Pollen-Vision: Unified interface for Zero-Shot vision mod... | Pollen-Vision: Unified interface for Zero-Shot vision mod...
Pollen-Vision: Unified interface for Zero-Shot vision models in robotics
[!NOTE] This is a guest blog post by the Pollen Robotics team. We are the creators of Reachy, an open-source humanoid robot designed for manipulation in the real world.

In the context of autonomous behaviors, the essence of a robot's usability lies in its ability to understand and interact with its environment. This understanding primarily comes from visual perception, which enables robots to identify objects, recognize people, navigate spaces, and much more.

We're excited to share the initial launch of our open-source pollen-vision library, a first step towards empowering our robots with the autonomy to grasp unknown objects. This library is a carefully curated collection of vision models chosen for their direct applicability to robotics. Pollen-vision is designed for ease of installation and use, composed of independent modules that can be combined to create a 3D object detection pipeline, getting the position of the objects in 3D space (x, y, z).

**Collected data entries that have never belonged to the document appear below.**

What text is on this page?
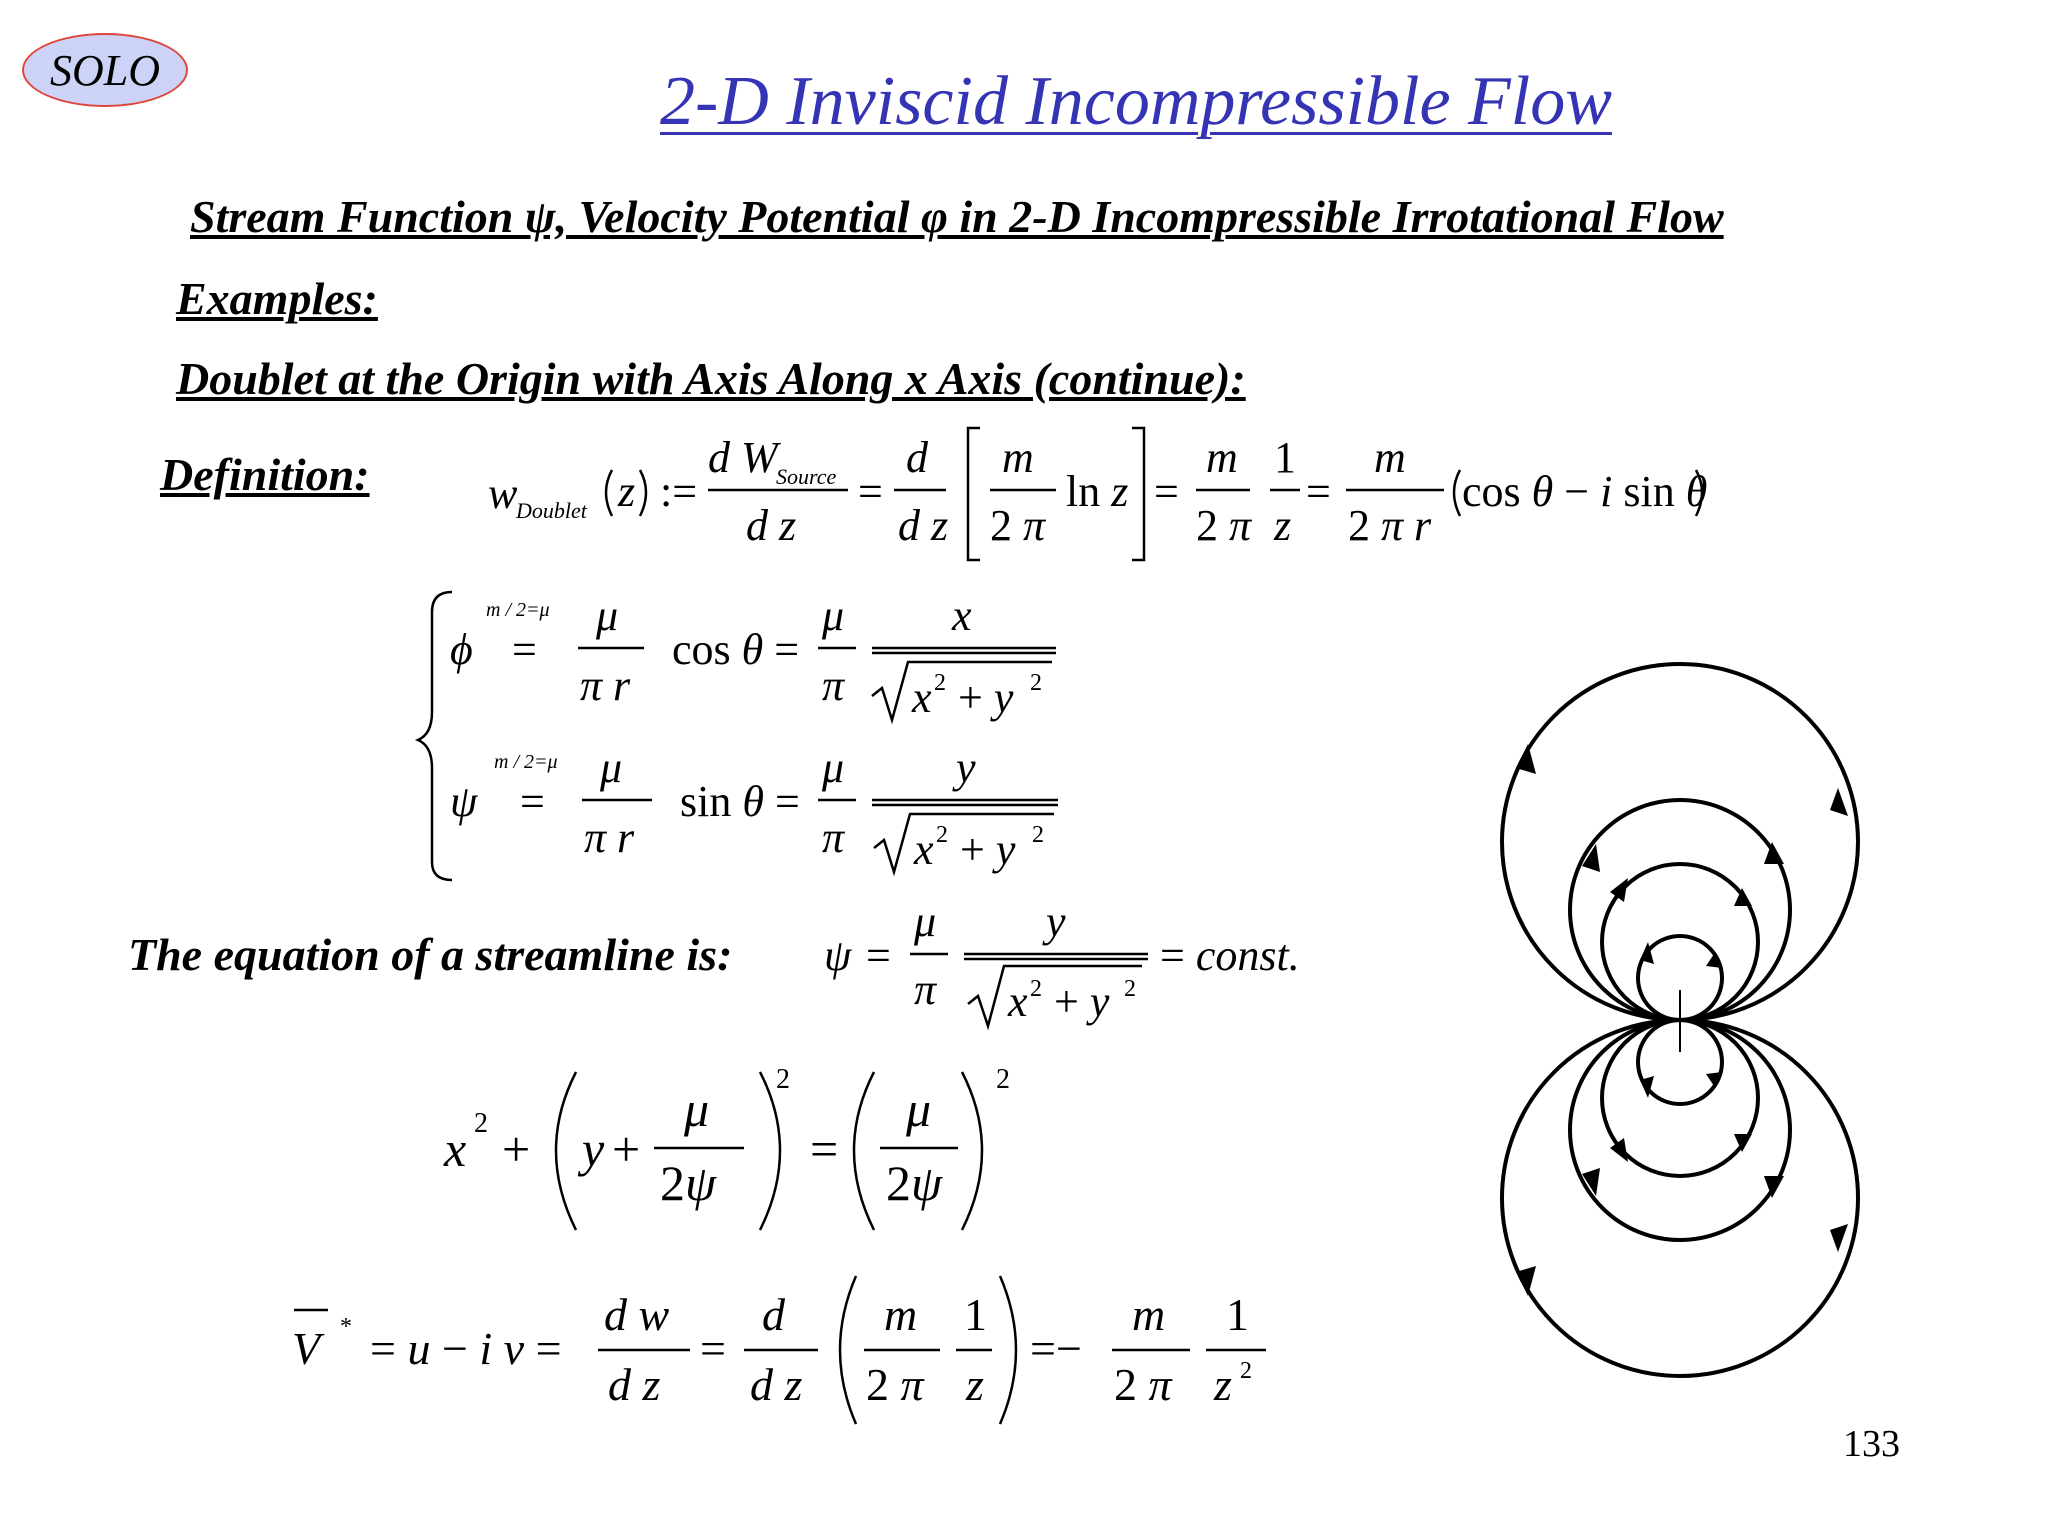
SOLO	2-D Inviscid Incompressible Flow
Stream Function ψ, Velocity Potential φ in 2-D Incompressible Irrotational Flow
Examples:
Doublet at the Origin with Axis Along x Axis (continue):
Definition:
The equation of a streamline is:
w
Doublet z :=
d W
Source
d z
=
d
d z
m
2 π
ln z =
m
2 π
1
z
=
m
2 π r
cos θ − i sin θ
ϕ
m / 2=μ
=
μ
π r
cos θ =
μ
π
x
x 2 + y 2
ψ
m / 2=μ
=
μ
π r
sin θ =
μ
π
y
x 2 + y 2
ψ =
μ
π
y
x 2 + y 2
= const.
x 2 + y +
μ
2ψ
2
=
μ
2ψ
2
V * = u − i v =
d w
d z
=
d
d z
m
2 π
1
z
=−
m
2 π
1
z 2
133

We focused on selecting zero-shot models, eliminating the need for any training, and making these tools instantly usable right out of the box.

Our initial release is focused on 3D object detection—laying the groundwork for tasks like robotic grasping by providing a reliable estimate of objects' spatial coordinates. Currently limited to positioning within a 3D space (not extending to full 6D pose estimation), this functionality establishes a solid foundation for basic robotic manipulation tasks.